Из-за камышей выбежал, запыхавшись, парень с гармонью. Он ворвался в самую гущу толпы и грохнул музыку. Это была несложная мелодия: матаники-маеники. Но парень очень уж забористо играл, и несколько человек пустились в пляс. Пока пароход грузили дровами, парни в честь Митрохи выстукивали чечотку босыми ногами, приседали, хлопали себя по коленям, по пяткам и по разинутому рту, но больше всего неутомимо вертелись на одной ноге, притопывая второй ногой. При этом; они гикали, высоко подняв руки. Кто-то пытался петь. Нескладный, но могучий голос горланил частушки:

Теперь новые права:
Старых девок на дрова.
Лет семнадцати — любить,
Двадцати пяти — рубить.

И снова гикание и свист, и пыль поднималась туманом. Гармонист был неутомим. Танцоры тоже. Проводы Митрохи были пышны.

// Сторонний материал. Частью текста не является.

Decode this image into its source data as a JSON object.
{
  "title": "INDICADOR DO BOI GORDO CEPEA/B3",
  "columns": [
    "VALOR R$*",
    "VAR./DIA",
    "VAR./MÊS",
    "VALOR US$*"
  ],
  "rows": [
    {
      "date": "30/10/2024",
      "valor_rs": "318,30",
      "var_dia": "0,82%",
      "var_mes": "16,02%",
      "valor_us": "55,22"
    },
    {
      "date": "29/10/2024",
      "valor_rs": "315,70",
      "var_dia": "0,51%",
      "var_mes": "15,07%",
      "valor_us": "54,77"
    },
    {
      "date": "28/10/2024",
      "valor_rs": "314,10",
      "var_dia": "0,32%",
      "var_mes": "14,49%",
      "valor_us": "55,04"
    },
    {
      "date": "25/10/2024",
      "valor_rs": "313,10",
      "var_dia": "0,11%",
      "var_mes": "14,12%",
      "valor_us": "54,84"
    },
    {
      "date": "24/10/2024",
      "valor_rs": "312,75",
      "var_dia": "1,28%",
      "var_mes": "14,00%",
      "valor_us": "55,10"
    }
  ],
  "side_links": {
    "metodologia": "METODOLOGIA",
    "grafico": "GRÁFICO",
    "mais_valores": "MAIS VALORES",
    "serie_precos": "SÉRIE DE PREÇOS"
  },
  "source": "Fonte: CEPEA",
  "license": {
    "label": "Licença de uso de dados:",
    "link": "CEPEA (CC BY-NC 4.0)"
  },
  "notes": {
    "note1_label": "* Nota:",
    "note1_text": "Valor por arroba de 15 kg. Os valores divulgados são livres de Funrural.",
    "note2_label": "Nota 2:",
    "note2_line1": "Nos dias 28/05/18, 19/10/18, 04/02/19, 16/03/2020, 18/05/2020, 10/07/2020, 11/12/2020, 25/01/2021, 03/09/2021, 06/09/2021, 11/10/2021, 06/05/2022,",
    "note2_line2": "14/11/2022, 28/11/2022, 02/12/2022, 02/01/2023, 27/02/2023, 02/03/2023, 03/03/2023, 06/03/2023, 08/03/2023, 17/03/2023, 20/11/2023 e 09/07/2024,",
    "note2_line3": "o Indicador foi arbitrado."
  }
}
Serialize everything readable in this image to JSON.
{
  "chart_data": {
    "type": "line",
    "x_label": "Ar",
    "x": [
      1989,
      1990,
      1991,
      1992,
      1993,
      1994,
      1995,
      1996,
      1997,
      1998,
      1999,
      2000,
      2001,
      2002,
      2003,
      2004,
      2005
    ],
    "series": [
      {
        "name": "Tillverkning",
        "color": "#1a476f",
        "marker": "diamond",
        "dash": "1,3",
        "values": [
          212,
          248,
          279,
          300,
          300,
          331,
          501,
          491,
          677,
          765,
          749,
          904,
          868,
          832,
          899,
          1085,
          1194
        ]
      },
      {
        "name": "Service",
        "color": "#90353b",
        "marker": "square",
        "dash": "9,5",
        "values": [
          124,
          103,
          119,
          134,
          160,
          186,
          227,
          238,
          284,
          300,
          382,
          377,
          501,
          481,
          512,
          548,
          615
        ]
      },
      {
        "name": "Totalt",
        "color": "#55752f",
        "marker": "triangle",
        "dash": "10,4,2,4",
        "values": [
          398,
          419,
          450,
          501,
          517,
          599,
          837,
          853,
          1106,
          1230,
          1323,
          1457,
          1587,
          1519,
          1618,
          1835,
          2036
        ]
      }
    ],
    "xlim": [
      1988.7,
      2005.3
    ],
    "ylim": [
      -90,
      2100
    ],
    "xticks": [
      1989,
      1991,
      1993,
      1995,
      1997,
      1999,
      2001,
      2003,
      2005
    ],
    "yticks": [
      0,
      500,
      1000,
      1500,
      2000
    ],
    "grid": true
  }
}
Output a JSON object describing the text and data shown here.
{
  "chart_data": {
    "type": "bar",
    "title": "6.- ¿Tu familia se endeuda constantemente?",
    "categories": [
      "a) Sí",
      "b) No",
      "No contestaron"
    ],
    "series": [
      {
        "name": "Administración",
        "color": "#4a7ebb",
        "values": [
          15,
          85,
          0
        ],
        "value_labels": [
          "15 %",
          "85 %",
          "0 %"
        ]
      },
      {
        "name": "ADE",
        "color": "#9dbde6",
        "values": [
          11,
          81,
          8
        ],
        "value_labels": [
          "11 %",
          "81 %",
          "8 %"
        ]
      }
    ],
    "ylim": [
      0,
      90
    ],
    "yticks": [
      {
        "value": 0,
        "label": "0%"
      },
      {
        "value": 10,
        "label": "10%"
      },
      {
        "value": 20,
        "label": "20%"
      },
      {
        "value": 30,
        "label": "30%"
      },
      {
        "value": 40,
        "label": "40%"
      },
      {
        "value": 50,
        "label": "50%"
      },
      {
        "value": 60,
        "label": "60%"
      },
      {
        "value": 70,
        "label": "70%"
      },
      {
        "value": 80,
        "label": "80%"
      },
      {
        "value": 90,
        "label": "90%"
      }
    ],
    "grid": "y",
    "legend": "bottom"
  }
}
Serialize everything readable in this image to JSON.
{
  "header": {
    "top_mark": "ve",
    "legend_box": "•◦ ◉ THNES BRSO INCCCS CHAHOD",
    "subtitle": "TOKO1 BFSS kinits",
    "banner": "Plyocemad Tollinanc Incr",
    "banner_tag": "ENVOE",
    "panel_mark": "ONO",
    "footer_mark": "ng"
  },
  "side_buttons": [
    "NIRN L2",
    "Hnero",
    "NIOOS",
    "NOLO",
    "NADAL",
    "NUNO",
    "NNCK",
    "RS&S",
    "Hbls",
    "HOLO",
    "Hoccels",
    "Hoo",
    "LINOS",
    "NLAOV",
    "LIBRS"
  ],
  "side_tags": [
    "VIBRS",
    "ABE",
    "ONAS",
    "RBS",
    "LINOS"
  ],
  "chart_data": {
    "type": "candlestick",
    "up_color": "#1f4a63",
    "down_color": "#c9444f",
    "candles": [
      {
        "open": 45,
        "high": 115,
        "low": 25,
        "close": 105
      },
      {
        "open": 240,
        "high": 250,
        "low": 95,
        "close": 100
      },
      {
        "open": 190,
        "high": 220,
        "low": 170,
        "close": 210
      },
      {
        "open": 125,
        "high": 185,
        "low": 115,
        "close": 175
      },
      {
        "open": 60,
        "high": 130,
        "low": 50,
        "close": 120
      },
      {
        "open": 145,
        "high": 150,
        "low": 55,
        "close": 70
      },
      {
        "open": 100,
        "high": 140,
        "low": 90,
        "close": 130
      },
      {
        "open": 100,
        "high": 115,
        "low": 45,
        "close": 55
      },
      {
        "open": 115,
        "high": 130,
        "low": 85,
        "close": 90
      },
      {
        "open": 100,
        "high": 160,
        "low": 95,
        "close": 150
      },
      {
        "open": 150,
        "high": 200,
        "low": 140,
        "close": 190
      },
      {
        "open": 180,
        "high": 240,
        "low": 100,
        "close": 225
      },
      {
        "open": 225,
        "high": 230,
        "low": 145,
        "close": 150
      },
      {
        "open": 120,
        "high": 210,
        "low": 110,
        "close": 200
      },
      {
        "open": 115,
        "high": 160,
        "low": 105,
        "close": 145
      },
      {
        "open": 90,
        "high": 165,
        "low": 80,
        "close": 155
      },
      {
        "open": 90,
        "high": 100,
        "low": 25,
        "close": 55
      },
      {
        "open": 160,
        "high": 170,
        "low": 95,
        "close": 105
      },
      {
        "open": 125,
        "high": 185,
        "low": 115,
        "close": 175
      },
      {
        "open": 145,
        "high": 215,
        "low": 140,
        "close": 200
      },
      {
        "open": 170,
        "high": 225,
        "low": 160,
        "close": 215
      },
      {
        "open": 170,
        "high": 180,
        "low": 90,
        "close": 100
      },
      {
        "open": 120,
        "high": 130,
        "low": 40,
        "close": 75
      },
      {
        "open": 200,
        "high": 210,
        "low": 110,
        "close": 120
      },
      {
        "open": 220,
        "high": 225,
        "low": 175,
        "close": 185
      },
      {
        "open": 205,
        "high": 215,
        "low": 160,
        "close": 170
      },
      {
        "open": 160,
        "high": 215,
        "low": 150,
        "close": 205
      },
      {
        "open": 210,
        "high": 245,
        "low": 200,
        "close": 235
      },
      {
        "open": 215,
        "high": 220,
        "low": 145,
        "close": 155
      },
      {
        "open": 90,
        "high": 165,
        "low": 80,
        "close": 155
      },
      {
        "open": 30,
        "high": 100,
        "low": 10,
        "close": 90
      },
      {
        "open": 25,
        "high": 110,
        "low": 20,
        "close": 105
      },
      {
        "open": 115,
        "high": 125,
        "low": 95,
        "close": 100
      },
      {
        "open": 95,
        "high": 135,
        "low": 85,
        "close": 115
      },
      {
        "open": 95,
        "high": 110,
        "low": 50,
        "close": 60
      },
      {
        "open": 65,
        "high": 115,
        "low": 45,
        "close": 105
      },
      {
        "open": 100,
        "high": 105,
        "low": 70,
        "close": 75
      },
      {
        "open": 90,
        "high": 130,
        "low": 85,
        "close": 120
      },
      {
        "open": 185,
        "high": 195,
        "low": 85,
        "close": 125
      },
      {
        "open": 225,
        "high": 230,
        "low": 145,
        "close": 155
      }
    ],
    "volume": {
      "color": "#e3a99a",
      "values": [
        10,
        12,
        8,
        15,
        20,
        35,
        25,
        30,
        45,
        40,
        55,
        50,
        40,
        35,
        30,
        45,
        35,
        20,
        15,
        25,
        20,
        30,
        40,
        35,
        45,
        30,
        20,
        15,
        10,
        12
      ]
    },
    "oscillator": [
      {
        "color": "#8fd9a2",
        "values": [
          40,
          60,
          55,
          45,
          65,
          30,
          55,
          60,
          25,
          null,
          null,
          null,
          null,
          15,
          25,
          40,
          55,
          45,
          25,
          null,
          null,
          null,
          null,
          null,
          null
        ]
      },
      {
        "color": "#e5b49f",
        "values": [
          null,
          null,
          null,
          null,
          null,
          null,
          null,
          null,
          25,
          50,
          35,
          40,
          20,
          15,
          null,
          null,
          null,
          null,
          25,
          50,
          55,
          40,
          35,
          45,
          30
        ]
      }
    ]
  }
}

— Митроха-а-а! — кричали парни с берега. — Кедрова шишка! Подь, станцуй!..

Но Митрохе нельзя было покинуть палубу. Он сосредоточенно следил за пляской, и колени у него слегка дрожали в такт музыке. Неожиданно он сбросил сапоги. Выпятив грудь и подняв над головой левую руку, он забил босыми пятками дробную чечотку, не переставая при этом резкими и короткими движениями правой руки забрасывать себе в рот орешки. Лицо его хранило напряженное выражение.

— Афонча! — кричал он время от времени кому-то из танцоров. — Афонча! Шибче забирай! Шибче-е-а!

И сам все ускорял и ускорял темп своей чечотки. Он обливался потом и кряхтел. На берегу тоже забирали сосредоточенно и шибко. От пыли почернели вспотевшие лица. Струясь по ним, пот оставлял борозды.

Медленно маневрируя, пыхтя и разбрасывая воду, тронулся пароход. Гудки, дрожа, вырывались из тонкого горла сирены и далеко раскатывались над бесконечной рекой и над пустынными, заросшими тайгой берегами.

— Прощевай, Митроха! — неистово кричали пляшущие парни.

Гармонист с удвоенной энергией ударил по клавишам. Он вскидывал гармонь в воздух, прижимал ее к себе, растягивал сколько можно, он сам изгибался и извивался вслед ее переливчатому пению, и, не в силах удержаться, сам тоже пустился в пляс.

— Прощевайти-и-и! — кричал Митроха. Он махал шапкой, не переставая стучать босыми пятками по палубе.

В бинокль еще долго был виден пляс на опустевшей пристани.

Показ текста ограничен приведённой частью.